The purpose of the workshop was to illuminate the path back to authentic empowerment by remembering who we really are.

During the workshop we spoke about the tremendous unlearning that needed to occur to reconnect with our true nature. To remember and honour who we really are, at our essence.

I asked the group : If you could travel back in time and ask your 5-year-old self these questions, what would she say?

Can you dance?

Can you draw?

Can you paint?

Can you sing?

We all knew that our five-year-old selves would answer, without hesitation Yes! Yes! Yes! Yes!.

However today, our answers were almost unanimously Oh gosh – No! No! No! No!

So… what happened?

Our answers changed from yes to no when we absorbed the belief that it was not up to us to decide.

Our answers changed after the ‘grown-ups’ explained that actually, there were certain standards (set by other people) that we needed to meet in order to be ‘good enough’.

We absorbed this lie – and we stopped believing in ourselves.

Over time, we began to automatically apply external criteria to determine whether or not we were a ‘good’ student, a ‘good’ friend, a ‘good’ employee, a ‘good’ partner, a ‘good’ parent, a ‘good’ person.

Dr Shefali Tsabary expresses this idea powerfully in her book Radical Awakening when she says “Our conditioning is as deep and pervasive as the ocean is to fish”.

Dr Shefali explains that the lies we come to internalise as beliefs “seeped into the minds of our parents, as they did with their parents before them. Never having had the chance to wake up, our parents unwittingly believed these lies and raised us to believe them as well. We imbibed these voices as our own. Now these voices are our voices. We cannot tell them apart from ourselves.”

During the workshop we shared our stories of being conditioned by the voices around us to believe that we need to constantly improve, mould and “fix” ourselves in order to be worthy – in order to be enough.

We spoke about how the voices around us had convinced us that our ‘success’ was dependent on comparing ourselves to external standards and the expectations of others.
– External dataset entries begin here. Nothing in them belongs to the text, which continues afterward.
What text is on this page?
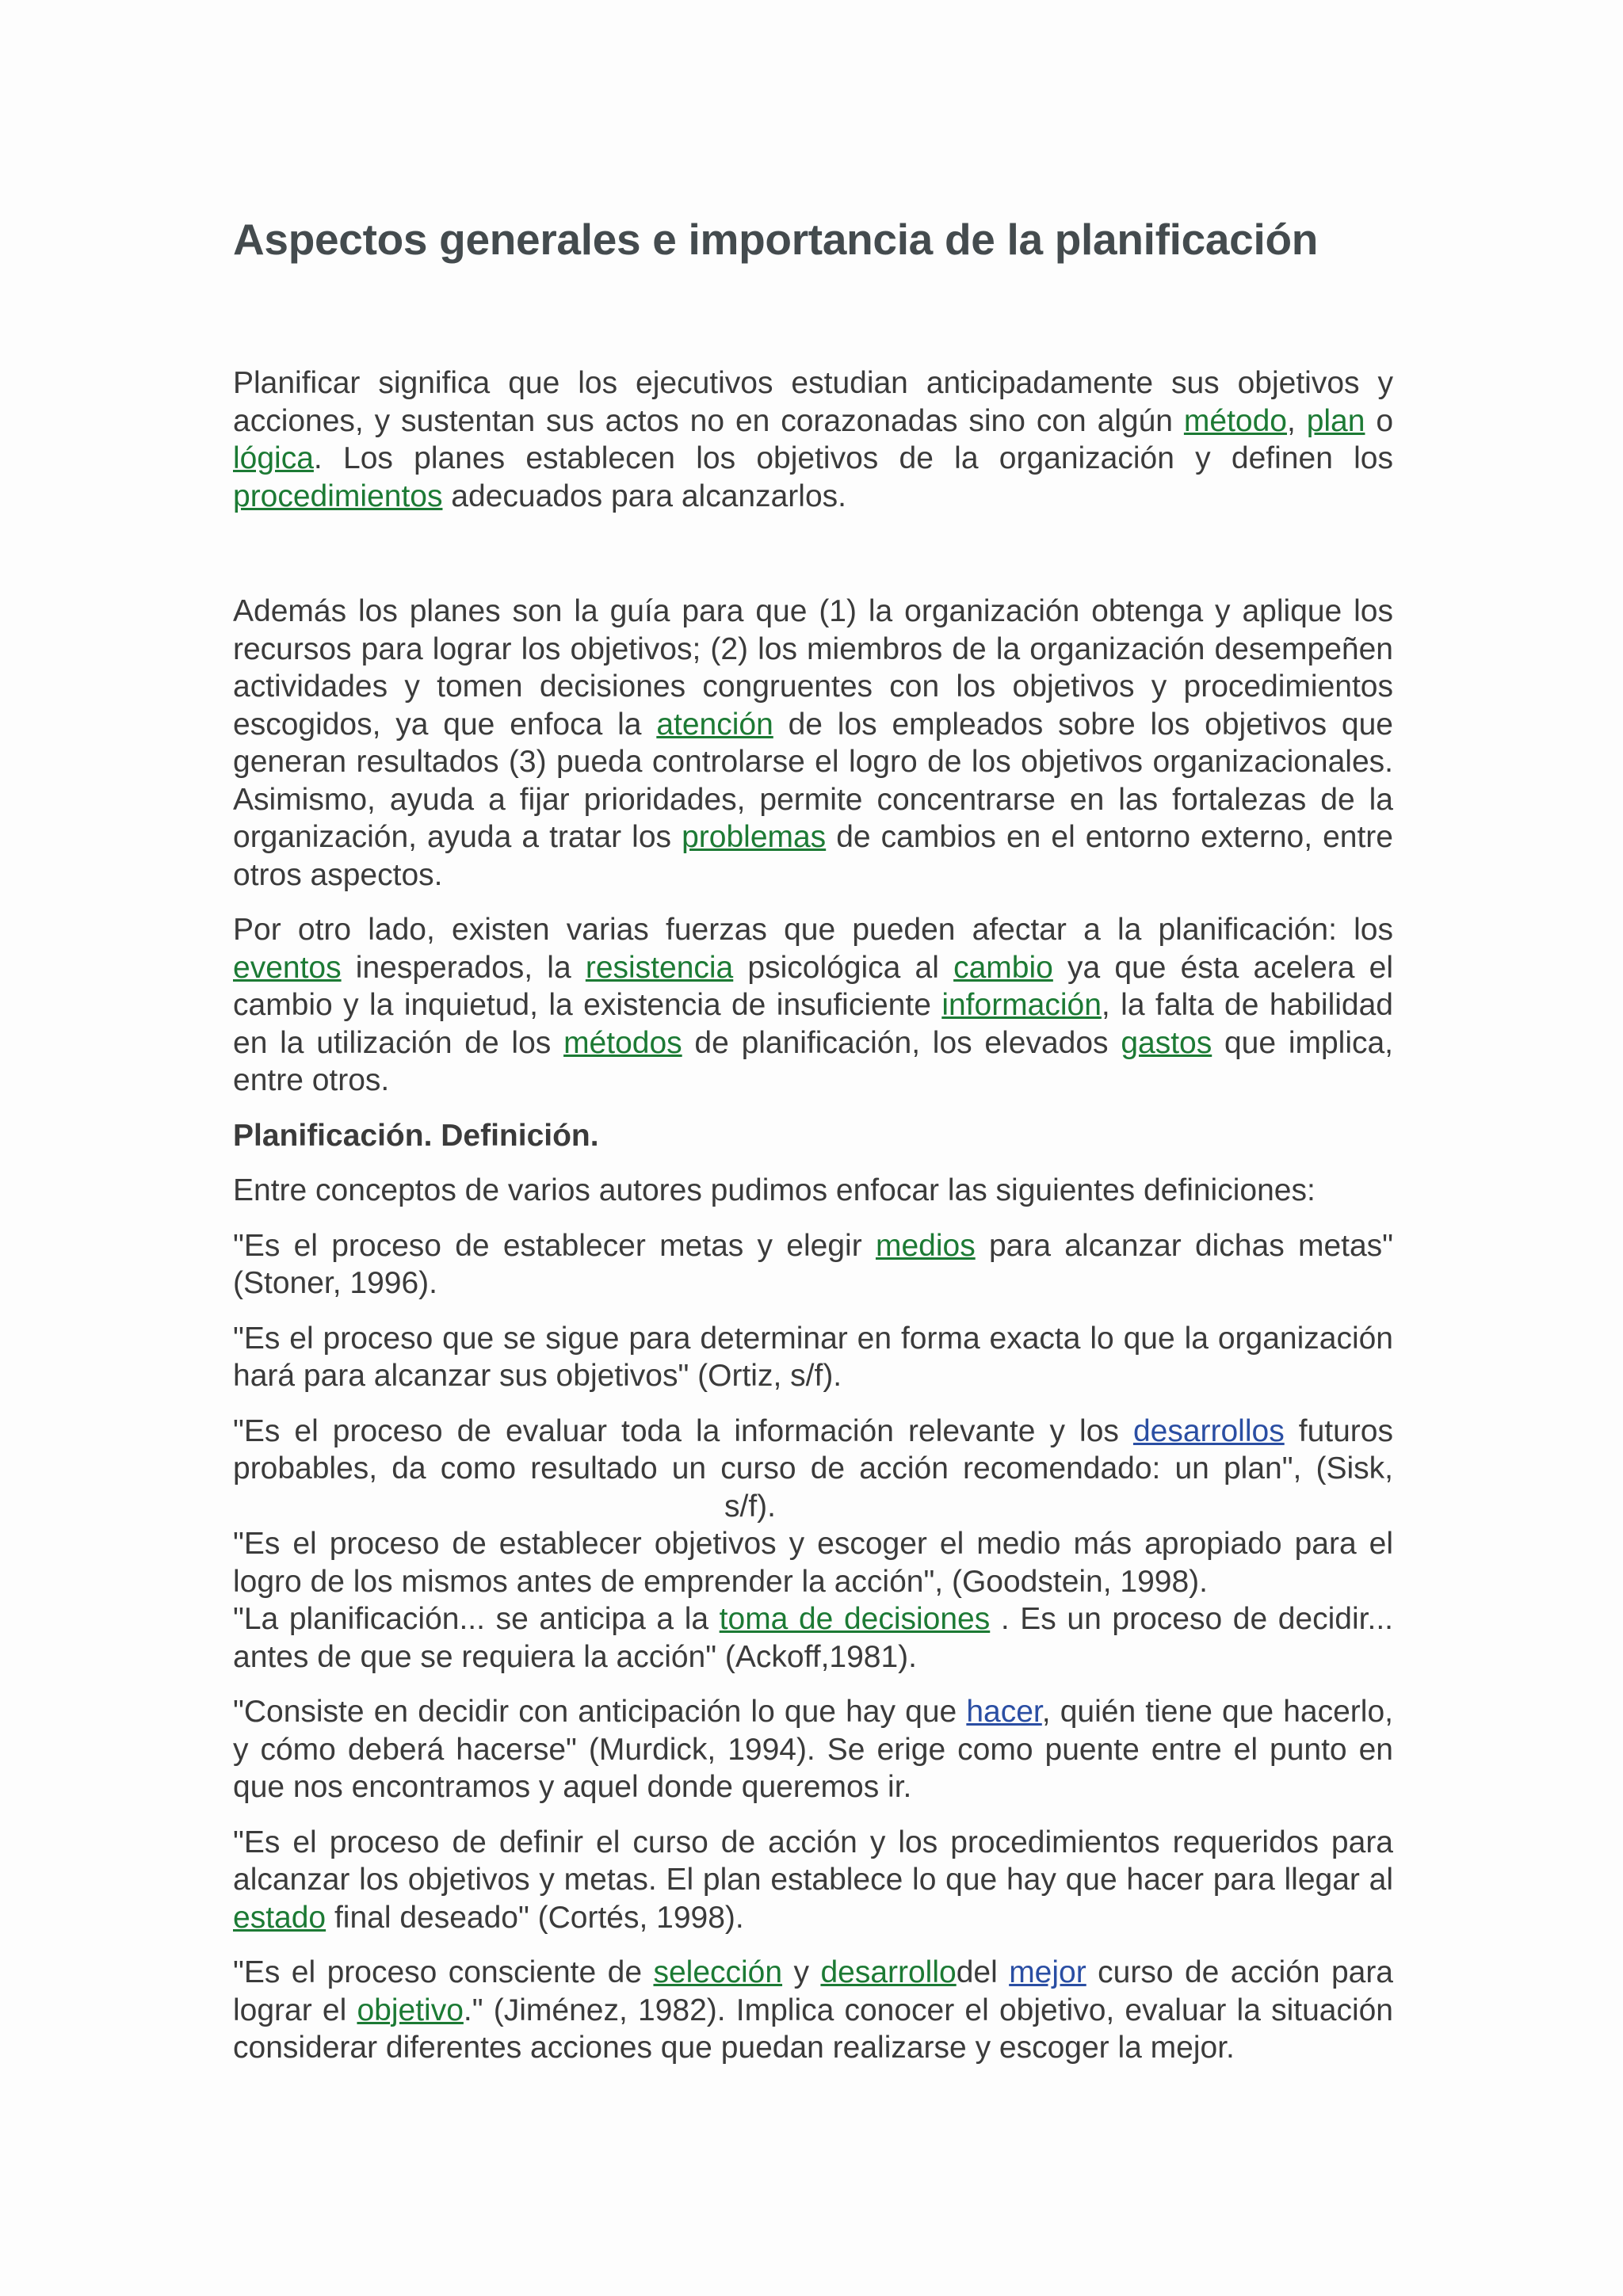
Aspectos generales e importancia de la planificación

Planificar significa que los ejecutivos estudian anticipadamente sus objetivos y acciones, y sustentan sus actos no en corazonadas sino con algún método, plan o lógica. Los planes establecen los objetivos de la organización y definen los procedimientos adecuados para alcanzarlos.

Además los planes son la guía para que (1) la organización obtenga y aplique los recursos para lograr los objetivos; (2) los miembros de la organización desempeñen actividades y tomen decisiones congruentes con los objetivos y procedimientos escogidos, ya que enfoca la atención de los empleados sobre los objetivos que generan resultados (3) pueda controlarse el logro de los objetivos organizacionales. Asimismo, ayuda a fijar prioridades, permite concentrarse en las fortalezas de la organización, ayuda a tratar los problemas de cambios en el entorno externo, entre otros aspectos.

Por otro lado, existen varias fuerzas que pueden afectar a la planificación: los eventos inesperados, la resistencia psicológica al cambio ya que ésta acelera el cambio y la inquietud, la existencia de insuficiente información, la falta de habilidad en la utilización de los métodos de planificación, los elevados gastos que implica, entre otros.

Planificación. Definición.

Entre conceptos de varios autores pudimos enfocar las siguientes definiciones:

"Es el proceso de establecer metas y elegir medios para alcanzar dichas metas" (Stoner, 1996).

"Es el proceso que se sigue para determinar en forma exacta lo que la organización hará para alcanzar sus objetivos" (Ortiz, s/f).

"Es el proceso de evaluar toda la información relevante y los desarrollos futuros probables, da como resultado un curso de acción recomendado: un plan", (Sisk,s/f).

"Es el proceso de establecer objetivos y escoger el medio más apropiado para el logro de los mismos antes de emprender la acción", (Goodstein, 1998).

"La planificación... se anticipa a la toma de decisiones . Es un proceso de decidir... antes de que se requiera la acción" (Ackoff,1981).

"Consiste en decidir con anticipación lo que hay que hacer, quién tiene que hacerlo, y cómo deberá hacerse" (Murdick, 1994). Se erige como puente entre el punto en que nos encontramos y aquel donde queremos ir.

"Es el proceso de definir el curso de acción y los procedimientos requeridos para alcanzar los objetivos y metas. El plan establece lo que hay que hacer para llegar al estado final deseado" (Cortés, 1998).

"Es el proceso consciente de selección y desarrollodel mejor curso de acción para lograr el objetivo." (Jiménez, 1982). Implica conocer el objetivo, evaluar la situación considerar diferentes acciones que puedan realizarse y escoger la mejor.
And how, over time we had internalised these standards and our oppression had become an ‘inside job’. We were our own harshest critics. We were the primary perpetrators of our own disempowerment.

We discovered that despite cultural differences, we were united but a longing to restore faith in our ourselves. To cultivate the courage to simply be ourselves. To believe that we had nothing to prove to anyone. To liberate ourselves from the heavy burden of relentless comparing, perfecting, pleasing, unhealthy striving, proving and improving. To remember our enough-ness. To give ourselves permission to embody a more vibrant expression of who we really were. To unfurl.

Through the practice of self-fidelity we learn how to ‘wake up’ and remember that none of the voices in our heads reflect the truth of who we really are. We rediscover a way of being that transcends all these voices. We learn how to reconnect to our most positively powerful ways of being – our essence.

We reclaim the power to decide who and what we are.

 

SELF-FIDELITY PRACTICE TO PLAY WITH

This week I invite you to reflect on your earliest happiest memory. How would you describe how you felt? Perhaps you felt free, alive, joyful, playful, happy, loved, deeply content or safe.

Now, consider the last time you felt this way.

Finally, reflect on what is getting in the way of you experiencing these feelings more often.

What do you need to let go of?

 

What you are here to reclaim, you had it once. You were that child who was complete, whole, significant, purposeful, connected, present. You were that child. Much of what we have been conditioned to believe in is false. The quest for our essence begins in this discovery. To awaken means we stop playing to the tune of the outer world and instead start expressing ourselves according to our inner world.